Dáil debates

Tuesday, 20 May 2025

Assessment of Need: Statements

 

5:45 am

Photo of Ruairí Ó MurchúRuairí Ó Murchú (Louth, Sinn Fein)

We are all here and having this discussion because 14-year-old Cara Darmody and her dad Mark are outside on a 50-hour sleepout. It is nothing short of scandalous. Obviously she is doing this on behalf of her brothers, Neil and John, and all the other Neils and Johns.

The figures were spoken about earlier. At this point, we are talking about 15,296 children who have been failed. That failure is to deliver on an assessment of need within six months. We could be looking at a figure by the end of the year of 24,796. As was said earlier, we are talking about a profound failure. It is all well and good to say that parents and their children can get therapies. We know that the assessment of need is required for parts of the wider system, whether it is school and whether you will be in mainstream or you need to be in a particular unit. It is required for payments, which are necessary for the added costs of disability. We have all spoken for a long time about the single point of access. There are a number of things in this that are good.

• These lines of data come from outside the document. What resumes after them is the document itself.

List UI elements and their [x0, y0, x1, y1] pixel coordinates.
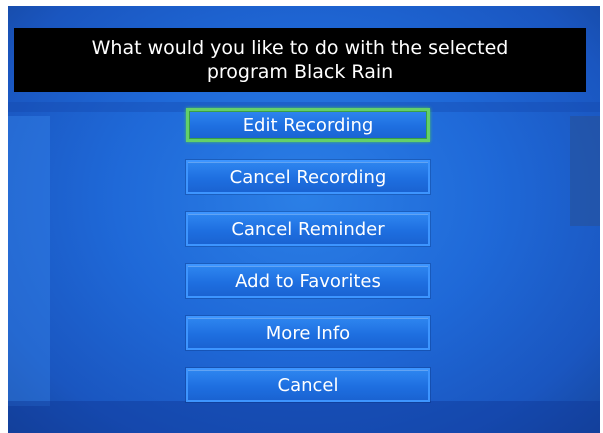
cancel-button[interactable]: Cancel	[186, 368, 430, 402]
more-info-button[interactable]: More Info	[186, 316, 430, 350]
photo-frame: What would you like to do with the selec…	[0, 0, 603, 433]
add-to-favorites-button[interactable]: Add to Favorites	[186, 264, 430, 298]
background-guide-column	[8, 116, 50, 406]
background-guide-column	[570, 116, 600, 226]
dialog-title: What would you like to do with the selec…	[91, 37, 509, 59]
action-menu: Edit Recording Cancel Recording Cancel R…	[186, 108, 432, 420]
edit-recording-button[interactable]: Edit Recording	[186, 108, 430, 142]
dialog-title-program: program Black Rain	[206, 61, 394, 83]
cancel-reminder-button[interactable]: Cancel Reminder	[186, 212, 430, 246]
dialog-title-bar: What would you like to do with the selec…	[14, 28, 586, 92]
tv-screen: What would you like to do with the selec…	[8, 6, 600, 433]
cancel-recording-button[interactable]: Cancel Recording	[186, 160, 430, 194]
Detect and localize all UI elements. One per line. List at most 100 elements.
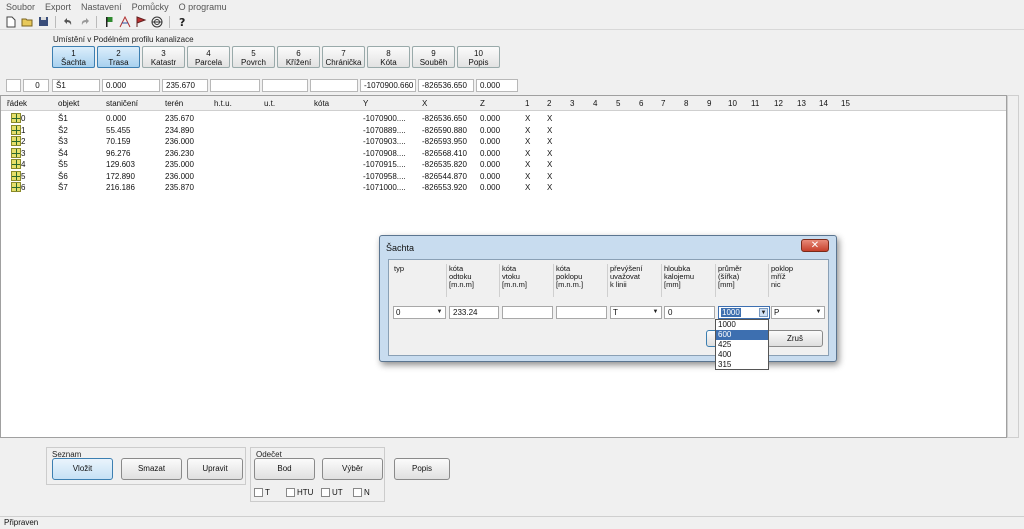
new-file-icon[interactable]	[4, 15, 18, 29]
edit-field-objekt[interactable]: Š1	[52, 79, 100, 92]
header-kota[interactable]: kóta	[314, 99, 329, 108]
bod-button[interactable]: Bod	[254, 458, 315, 480]
chevron-down-icon[interactable]: ▼	[814, 308, 823, 317]
vlozit-button[interactable]: Vložit	[52, 458, 113, 480]
dropdown-option[interactable]: 425	[716, 340, 768, 350]
hloubka-field[interactable]: 0	[664, 306, 715, 319]
header-teren[interactable]: terén	[165, 99, 183, 108]
tab-soubeh[interactable]: 9 Souběh	[412, 46, 455, 68]
header-z[interactable]: Z	[480, 99, 485, 108]
edit-field-htu[interactable]	[210, 79, 260, 92]
header-col-3[interactable]: 3	[570, 99, 574, 108]
checkbox-t[interactable]: T	[254, 488, 270, 497]
header-col-10[interactable]: 10	[728, 99, 737, 108]
popis-button[interactable]: Popis	[394, 458, 450, 480]
vertical-scrollbar[interactable]	[1007, 95, 1019, 438]
edit-field-y[interactable]: -1070900.660	[360, 79, 416, 92]
header-col-15[interactable]: 15	[841, 99, 850, 108]
tab-krizeni[interactable]: 6 Křížení	[277, 46, 320, 68]
header-col-7[interactable]: 7	[661, 99, 665, 108]
table-row[interactable]: 6 Š7 216.186 235.870 -1071000.... -826553.920…	[1, 182, 1006, 193]
header-col-13[interactable]: 13	[797, 99, 806, 108]
edit-field-teren[interactable]: 235.670	[162, 79, 208, 92]
upravit-button[interactable]: Upravit	[187, 458, 243, 480]
chevron-down-icon[interactable]: ▼	[759, 308, 768, 317]
header-y[interactable]: Y	[363, 99, 368, 108]
prevyseni-select[interactable]: T ▼	[610, 306, 662, 319]
prumer-select[interactable]: 1000 ▼	[718, 306, 770, 319]
cancel-button[interactable]: Zruš	[767, 330, 823, 347]
header-col-4[interactable]: 4	[593, 99, 597, 108]
table-row[interactable]: 3 Š4 96.276 236.230 -1070908.... -826568.410 0…	[1, 147, 1006, 159]
header-col-2[interactable]: 2	[547, 99, 551, 108]
close-icon[interactable]: ✕	[801, 239, 829, 252]
edit-field-x[interactable]: -826536.650	[418, 79, 474, 92]
edit-field-empty[interactable]	[6, 79, 21, 92]
dropdown-option[interactable]: 600	[716, 330, 768, 340]
header-col-6[interactable]: 6	[639, 99, 643, 108]
menu-export[interactable]: Export	[45, 2, 71, 12]
checkbox-n[interactable]: N	[353, 488, 370, 497]
header-col-9[interactable]: 9	[707, 99, 711, 108]
smazat-button[interactable]: Smazat	[121, 458, 182, 480]
flag-icon[interactable]	[134, 15, 148, 29]
undo-icon[interactable]	[61, 15, 75, 29]
edit-field-radek[interactable]: 0	[23, 79, 49, 92]
header-htu[interactable]: h.t.u.	[214, 99, 232, 108]
open-folder-icon[interactable]	[20, 15, 34, 29]
table-row[interactable]: 2 Š3 70.159 236.000 -1070903.... -826593.950 0…	[1, 136, 1006, 147]
poklop-select[interactable]: P ▼	[771, 306, 825, 319]
dropdown-option[interactable]: 315	[716, 360, 768, 370]
save-icon[interactable]	[36, 15, 50, 29]
header-col-1[interactable]: 1	[525, 99, 529, 108]
tab-katastr[interactable]: 3 Katastr	[142, 46, 185, 68]
menu-nastaveni[interactable]: Nastavení	[81, 2, 122, 12]
header-col-8[interactable]: 8	[684, 99, 688, 108]
edit-field-z[interactable]: 0.000	[476, 79, 518, 92]
header-x[interactable]: X	[422, 99, 427, 108]
vyber-button[interactable]: Výběr	[322, 458, 383, 480]
header-col-11[interactable]: 11	[751, 99, 759, 108]
table-row[interactable]: 4 Š5 129.603 235.000 -1070915.... -826535.820…	[1, 159, 1006, 170]
tab-popis[interactable]: 10 Popis	[457, 46, 500, 68]
kota-odtoku-field[interactable]: 233.24	[449, 306, 499, 319]
chevron-down-icon[interactable]: ▼	[435, 308, 444, 317]
redo-icon[interactable]	[77, 15, 91, 29]
table-row[interactable]: 0 Š1 0.000 235.670 -1070900.... -826536.650 0.…	[1, 113, 1006, 124]
measure-icon[interactable]	[118, 15, 132, 29]
checkbox-box[interactable]	[353, 488, 362, 497]
dropdown-option[interactable]: 400	[716, 350, 768, 360]
edit-field-ut[interactable]	[262, 79, 308, 92]
tab-trasa[interactable]: 2 Trasa	[97, 46, 140, 68]
flag-p-icon[interactable]	[102, 15, 116, 29]
table-row[interactable]: 1 Š2 55.455 234.890 -1070889.... -826590.880 0…	[1, 124, 1006, 136]
header-col-5[interactable]: 5	[616, 99, 620, 108]
tab-parcela[interactable]: 4 Parcela	[187, 46, 230, 68]
header-radek[interactable]: řádek	[7, 99, 27, 108]
checkbox-box[interactable]	[286, 488, 295, 497]
checkbox-ut[interactable]: UT	[321, 488, 343, 497]
edit-field-kota[interactable]	[310, 79, 358, 92]
target-icon[interactable]	[150, 15, 164, 29]
edit-field-staniceni[interactable]: 0.000	[102, 79, 160, 92]
header-ut[interactable]: u.t.	[264, 99, 275, 108]
kota-vtoku-field[interactable]	[502, 306, 553, 319]
dropdown-option[interactable]: 1000	[716, 320, 768, 330]
tab-povrch[interactable]: 5 Povrch	[232, 46, 275, 68]
typ-select[interactable]: 0 ▼	[393, 306, 446, 319]
header-objekt[interactable]: objekt	[58, 99, 79, 108]
kota-poklopu-field[interactable]	[556, 306, 607, 319]
checkbox-box[interactable]	[321, 488, 330, 497]
checkbox-htu[interactable]: HTU	[286, 488, 313, 497]
menu-o-programu[interactable]: O programu	[179, 2, 227, 12]
tab-chranicka[interactable]: 7 Chránička	[322, 46, 365, 68]
header-col-12[interactable]: 12	[774, 99, 783, 108]
checkbox-box[interactable]	[254, 488, 263, 497]
menu-soubor[interactable]: Soubor	[6, 2, 35, 12]
menu-pomucky[interactable]: Pomůcky	[132, 2, 169, 12]
tab-sachta[interactable]: 1 Šachta	[52, 46, 95, 68]
header-col-14[interactable]: 14	[819, 99, 828, 108]
chevron-down-icon[interactable]: ▼	[651, 308, 660, 317]
help-icon[interactable]: ?	[175, 15, 189, 29]
tab-kota[interactable]: 8 Kóta	[367, 46, 410, 68]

However, there is also an abject failure to have delivered upon what should have been done. During my time on the autism committee, we met with the Association of Occupational Therapists of Ireland, the Irish Association of Speech and Language Therapists and the Psychological Society of Ireland. Nobody had a discussion with them on the best means of not only carrying out these assessments but also delivering therapies. We have spoken before about this. We really have to get to the point of offering the therapies where the need is - that is, in the school setting - while being able to deliver some sort of service within the CDNTs. We have nothing but absolute gaps in them. We know from the figures for the end of last year that there were still 529 whole-time equivalent positions missed. We have abject failure, we have breaking of the law and we need to see delivery. It is absolutely scandalous that we are reliant on the actions of a 14-year-old girl to embarrass us into looking at this properly.